Humanitarian Aid and Crisis is also an Experiential Learning, or EXL, course, which includes hands-on experience in a student’s field of study as well as valuable networking with professionals.
“We’re also grateful for a grant from MTSU EXL and funding from the Tennessee Region of the American Red Cross,” Atchison noted.
The 14 class members include Veronica Banas, Sameria Bohanon, Mallory Casey, Matthew Coppinger, Emily Davenport, Levi Jaeger, Sydney Mattern, Alandra McMillan, Jaia Peterson, Natalie Phillips, Zalykha Rasuli, Madison Staggs, Cameron White and David Wyatt.
Students divided themselves into subgroups based on their interests and talents. Some of the activities included an artillery game, a movie night, origami project, and an escape room that offered online and in-person options.
Students recently hosted Red Cross representatives as well as MTSU Provost Mark Byrnes and College of Liberal Arts Dean Leah Lyons for two of the activities, prefaced with a short presentation on the basics of humanitarian law.
Class members led guest participants in folding paper origami cranes, which were symbolic of the late Sadako Sasaki, a 12-year-old Japanese girl who succumbed to the after-effects of radiation from the atomic bomb dropped on her hometown of Hiroshima. While hospitalized for leukemia, the little girl attempted to fold 1,000 cranes in response to a Japanese legend with the hope of being cured upon completion.
“Her story became the foundation of the Children’s Peace Monument in Hiroshima, Japan,” Atchison said.
For another interactive project, students designed an “escape room”-style scenario in which participants had to solve puzzles in order to prevent the detonation of a nuclear bomb. Students wrote and produced the entire project, including a mock news broadcast — created in the green screen studio at James E. Walker Library — and a Hollywood-worthy simulated “war room” where participants were solving puzzles to prevent the detonation.
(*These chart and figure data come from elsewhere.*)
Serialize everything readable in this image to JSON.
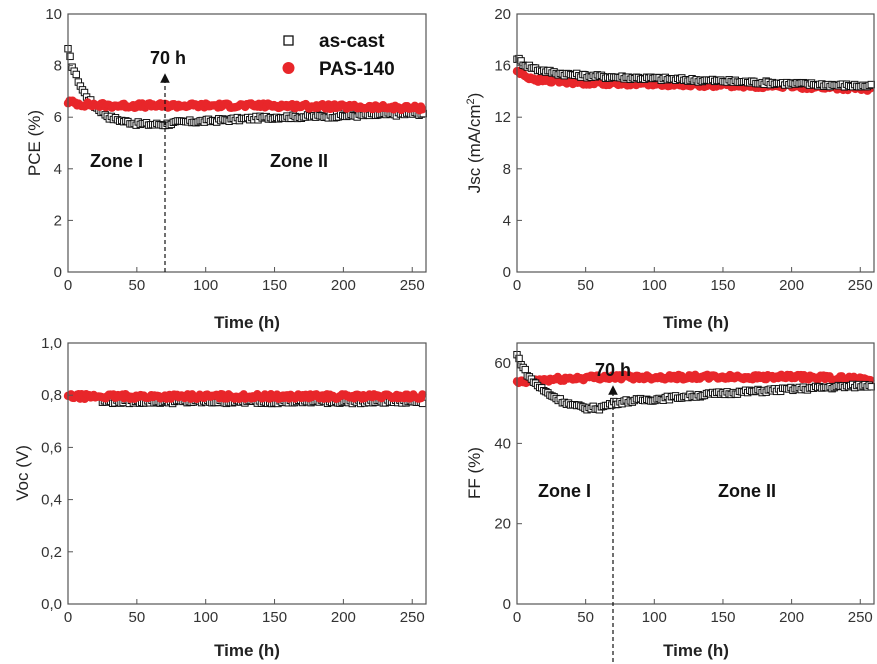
{
  "colors": {
    "as_cast": "#111111",
    "pas140": "#e8262a",
    "axis": "#555555"
  },
  "legend": {
    "as_cast": "as-cast",
    "pas140": "PAS-140",
    "placement": "top-right of PCE panel"
  },
  "chart_data": [
    {
      "id": "pce",
      "type": "scatter",
      "xlabel": "Time (h)",
      "ylabel": "PCE (%)",
      "xlim": [
        0,
        260
      ],
      "ylim": [
        0,
        10
      ],
      "xticks": [
        "0",
        "50",
        "100",
        "150",
        "200",
        "250"
      ],
      "yticks": [
        "0",
        "2",
        "4",
        "6",
        "8",
        "10"
      ],
      "annotations": [
        {
          "text": "70 h",
          "x": 70
        },
        {
          "text": "Zone I"
        },
        {
          "text": "Zone II"
        }
      ],
      "marker_line_x": 70,
      "series": [
        {
          "name": "as-cast",
          "x": [
            0,
            3,
            6,
            10,
            15,
            20,
            25,
            30,
            40,
            50,
            60,
            70,
            80,
            100,
            150,
            200,
            258
          ],
          "y": [
            8.6,
            8.0,
            7.6,
            7.1,
            6.7,
            6.4,
            6.2,
            6.0,
            5.85,
            5.75,
            5.72,
            5.72,
            5.8,
            5.85,
            6.0,
            6.05,
            6.15
          ]
        },
        {
          "name": "PAS-140",
          "x": [
            0,
            10,
            30,
            60,
            100,
            150,
            200,
            258
          ],
          "y": [
            6.6,
            6.5,
            6.45,
            6.45,
            6.45,
            6.45,
            6.4,
            6.35
          ]
        }
      ]
    },
    {
      "id": "jsc",
      "type": "scatter",
      "xlabel": "Time (h)",
      "ylabel": "Jsc (mA/cm",
      "ylabel_sup": "2",
      "ylabel_end": ")",
      "xlim": [
        0,
        260
      ],
      "ylim": [
        0,
        20
      ],
      "xticks": [
        "0",
        "50",
        "100",
        "150",
        "200",
        "250"
      ],
      "yticks": [
        "0",
        "4",
        "8",
        "12",
        "16",
        "20"
      ],
      "series": [
        {
          "name": "as-cast",
          "x": [
            0,
            5,
            15,
            30,
            50,
            100,
            150,
            200,
            258
          ],
          "y": [
            16.6,
            16.1,
            15.7,
            15.4,
            15.2,
            15.0,
            14.8,
            14.6,
            14.4
          ]
        },
        {
          "name": "PAS-140",
          "x": [
            0,
            5,
            15,
            30,
            50,
            100,
            150,
            200,
            258
          ],
          "y": [
            15.6,
            15.2,
            14.9,
            14.8,
            14.7,
            14.6,
            14.5,
            14.4,
            14.2
          ]
        }
      ]
    },
    {
      "id": "voc",
      "type": "scatter",
      "xlabel": "Time (h)",
      "ylabel": "Voc (V)",
      "xlim": [
        0,
        260
      ],
      "ylim": [
        0,
        1.0
      ],
      "xticks": [
        "0",
        "50",
        "100",
        "150",
        "200",
        "250"
      ],
      "yticks": [
        "0,0",
        "0,2",
        "0,4",
        "0,6",
        "0,8",
        "1,0"
      ],
      "series": [
        {
          "name": "as-cast",
          "x": [
            25,
            60,
            100,
            150,
            200,
            258
          ],
          "y": [
            0.775,
            0.775,
            0.775,
            0.775,
            0.775,
            0.775
          ]
        },
        {
          "name": "PAS-140",
          "x": [
            0,
            50,
            100,
            150,
            200,
            258
          ],
          "y": [
            0.795,
            0.795,
            0.795,
            0.795,
            0.795,
            0.795
          ]
        }
      ]
    },
    {
      "id": "ff",
      "type": "scatter",
      "xlabel": "Time (h)",
      "ylabel": "FF (%)",
      "xlim": [
        0,
        260
      ],
      "ylim": [
        0,
        65
      ],
      "xticks": [
        "0",
        "50",
        "100",
        "150",
        "200",
        "250"
      ],
      "yticks": [
        "0",
        "20",
        "40",
        "60"
      ],
      "annotations": [
        {
          "text": "70 h",
          "x": 70
        },
        {
          "text": "Zone I"
        },
        {
          "text": "Zone II"
        }
      ],
      "marker_line_x": 70,
      "series": [
        {
          "name": "as-cast",
          "x": [
            0,
            3,
            6,
            10,
            15,
            20,
            30,
            40,
            50,
            60,
            70,
            80,
            100,
            150,
            200,
            258
          ],
          "y": [
            62,
            60,
            58,
            56,
            54.5,
            53,
            51,
            49.5,
            48.8,
            48.8,
            50,
            50.5,
            51,
            52.5,
            53.5,
            54.5
          ]
        },
        {
          "name": "PAS-140",
          "x": [
            0,
            10,
            30,
            60,
            100,
            150,
            200,
            258
          ],
          "y": [
            55,
            55.5,
            56,
            56.5,
            56.5,
            56.5,
            56.5,
            56
          ]
        }
      ]
    }
  ]
}
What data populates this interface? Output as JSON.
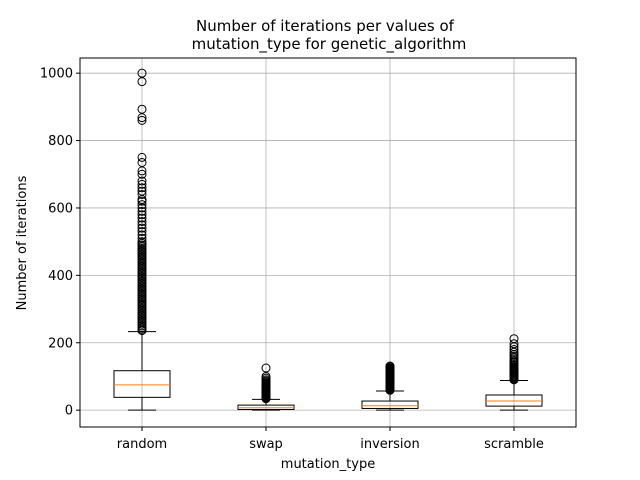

“Our escape room goal is to make sure everyone is aware of international humanitarian law in regard to nuclear warfare,” explained student Alandra McMillan, a political science major from Antioch, Tennessee.
The escape room team also decided to create a virtual escape room to reach people who weren’t able to come to an in-person event. Atchison said the virtual escape room, developed by international affairs graduate student Mallory Casey, from Crossville, Tennessee, has been a hit and can be played online by visiting https://bit.ly/MTSUEscapeGame.
Virtual escape room participants begin the game facing this scenario on screen about a fictitious nation: “You are the President. Answer the following questions in order to avoid nuclear warfare.”
Participants are then shown a series of principles of international humanitarian law to follow as the game takes them through ever-evolving scenarios and clues related to the use of nuclear weapons that requires the participant to make critical decisions, which are then deemed right or wrong based on the principles of international law.
“The work students did in every facet of the presentation was very impressive and really showed their ability to engage with the subject matter from the classroom and create an experience for others,” Lyons said. “What I was most proud of was the cogent presentation of international humanitarian law and how the escape room allowed for application of those principles in a fun and interactive way.”
Student participation extended outside the classroom walls, too. As part of the required work, students also volunteered at least three hours a week with the American Red Cross. Atchison said students went above and beyond — they logged a total of more than 500 volunteer hours over the course of the semester.
“They’ve really gotten into it and I’m really proud of them,” Atchison said. “I think what they’ve been doing is really impressive and I’ve loved watching the students grow.”